«Ah! siete voi. Lo immaginavo.» La stella era gialla, fissata
su un drappo rosso, quasi fosse una quinta attaccata alla parete di fondo
di quella stanza «lunga e molto stretta» dove lo avevano portato.
Lui girò lo sguardo per qualche istante, poi si voltò e li
fissò. Aveva ancora quell’espressione che molti credevano mansueta.
Erano in due, rozzi cappucci antracite di cotone cuciti a mano, come ricavati
da un sacchetto, nascondevano le facce. Lui ne scorgeva soltanto gli occhi.
«Presidente, ha capito chi siamo?» «Ho capito chi siete.»
Erano le Brigate rosse, quella volta certe di aver colpito «al cuore
lo Stato». E ammesso che lo Stato ce l’abbia, un cuore, lui ne sembrava
la sintesi. E ora si trovava nelle mani di terroristi che non avevano esitato
a fare una strage pur di prenderlo. Lì, in piedi, con quegli incappucciati,
indecisi su cosa fare. Si guardò intorno: la cella, 2 metri per
90 centimetri, conteneva il letto, una specie di branda dall’aria neppure
troppo scomoda, il water chimico, un comodino e, dalla parete, spuntavano
una conduttura per l’aria e un microfono. «Quello è vero?»
domandò. «Sì. Registriamo quello che dici e serve a
te per chiamare, se ti serve qualcosa.» Gli avevano subito dato del
tu, ma questo non era sembrato infastidirlo. Poi, con il passare dei giorni,
anche lui avrebbe sovente dato del tu al suo inquisitore.
Nel 1977, Vincenzo Tessandori, allora cronista della «Stampa»,
scrisse "Br. Imputazione: banda armata", il primo libro sul nucleo originario
delle Brigate rosse.
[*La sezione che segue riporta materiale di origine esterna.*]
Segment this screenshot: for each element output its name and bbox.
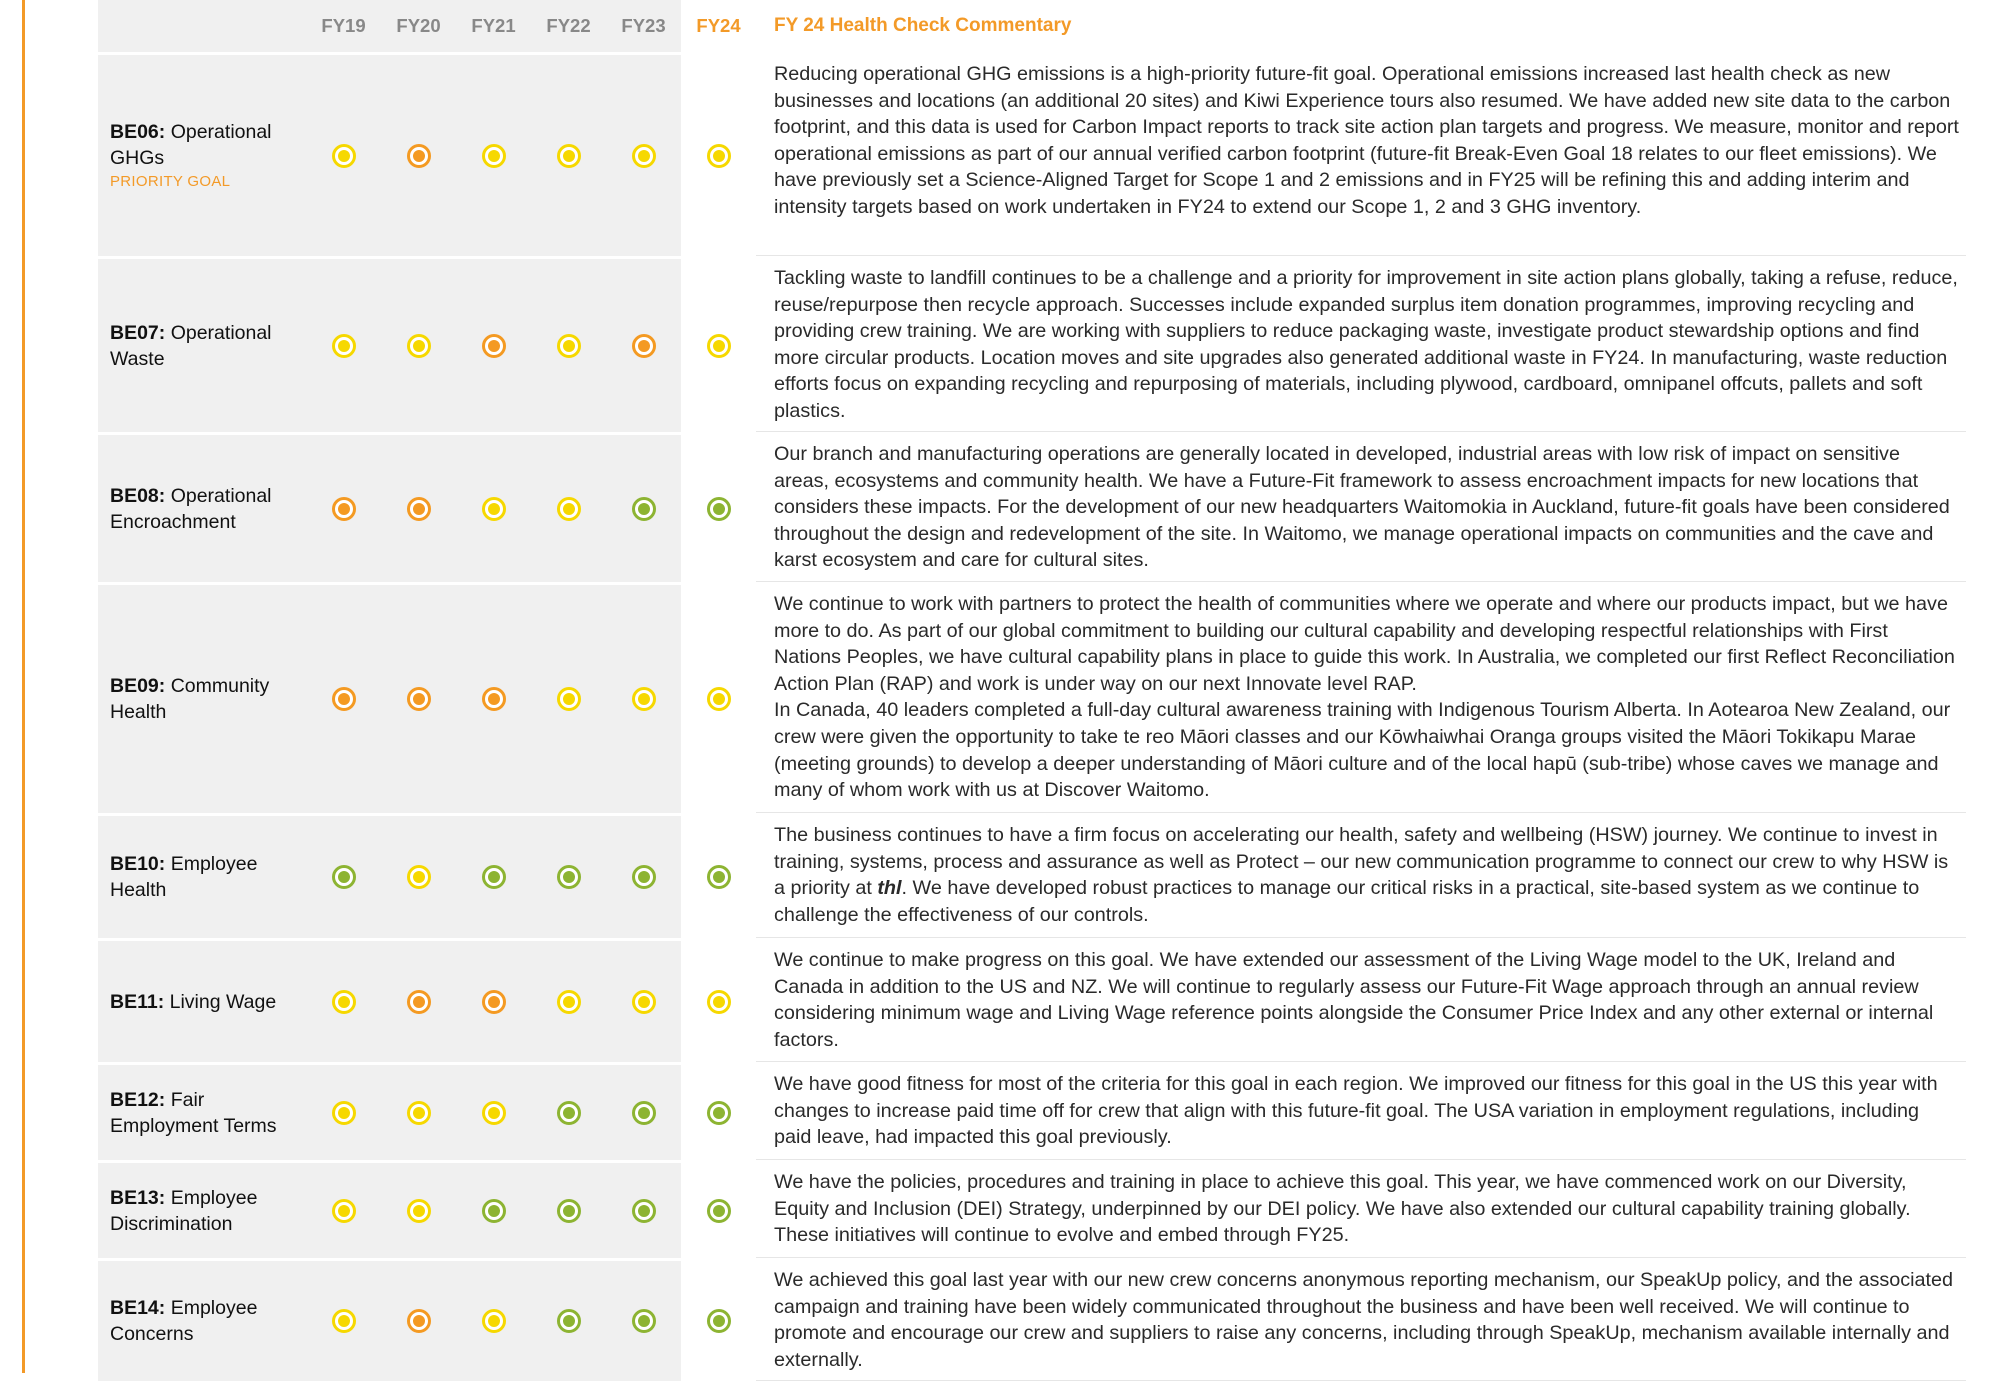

Pareva una storia chiusa, era soltanto il prologo.
Sopravvissuta agli arresti del gruppo storico, l’organizzazione clandestina
si è sviluppata per lustri. I brigatisti rossi erano ormai nelle
fabbriche, nelle università, nei quartieri disastrati di Roma, nei
bassi napoletani, nell’inferno chimico di Porto Marghera. Avevano pianificato
la guerra globale al sistema attraverso l’attacco al partito egemone, la
Democrazia cristiana, e poi al suo nuovo grande alleato, il Pci, accusato
di ammorbidire le richieste e la forza dirompente del proletariato. E furono
i protagonisti del fatto più clamoroso accaduto negli anni della
prima Repubblica: il sequestro Moro.
La logica dello scontro con lo Stato della «borghesia imperialista»
implicava, fatalmente, di colpirne gli uomini-chiave: magistrati, politici
e studiosi prestati alla politica, poliziotti e carabinieri, funzionari
ministeriali, giornalisti. In trent’anni, su 132 morti provocati dal terrorismo
rosso, 78 sono state le vittime delle sole Br, e su 59 militanti delle
formazioni di sinistra uccisi, 26 erano brigatisti. Un’eredità pesante,
sulle cui cause non si contano le analisi politiche e sociologiche, spesso
non condivise e fonti di roventi polemiche, segno che la ferita, quando
non ignorata, è ancora aperta.
Conscio di ciò, Tessandori sceglie ora un approccio nuovo: fare
la cronaca ravvicinata della «generazione brigatista». Chi
erano, come vivevano, agivano e pensavano i giovani invecchiati all’ombra
di una rivoluzione impossibile? Attingendo alle sue personali esperienze,
ai dialoghi con i protagonisti, allo studio dei documenti giudiziari e
dell’organizzazione, ha cercato non di spiegare ma di calarci nella loro
quotidianità, nella loro lucida follia, nella preparazione degli
agguati, nei retroscena dei pentimenti, evitando le dietrologie e il gusto
dei misteri, riducendo al minimo il suo giudizio ma lasciando parlare i
fatti, anche dal versante delle vittime.
Con lo stile e il ritmo del thriller, questa cronaca puntigliosa, ricca
di notizie inedite, diventa lente d’ingrandimento del fenomeno più
cruento dell’Italia repubblicana. Ma soprattutto diventa strumento per
tutti, perché solo facendo «rivivere» le esperienze
altrui si può capire e quindi giudicare.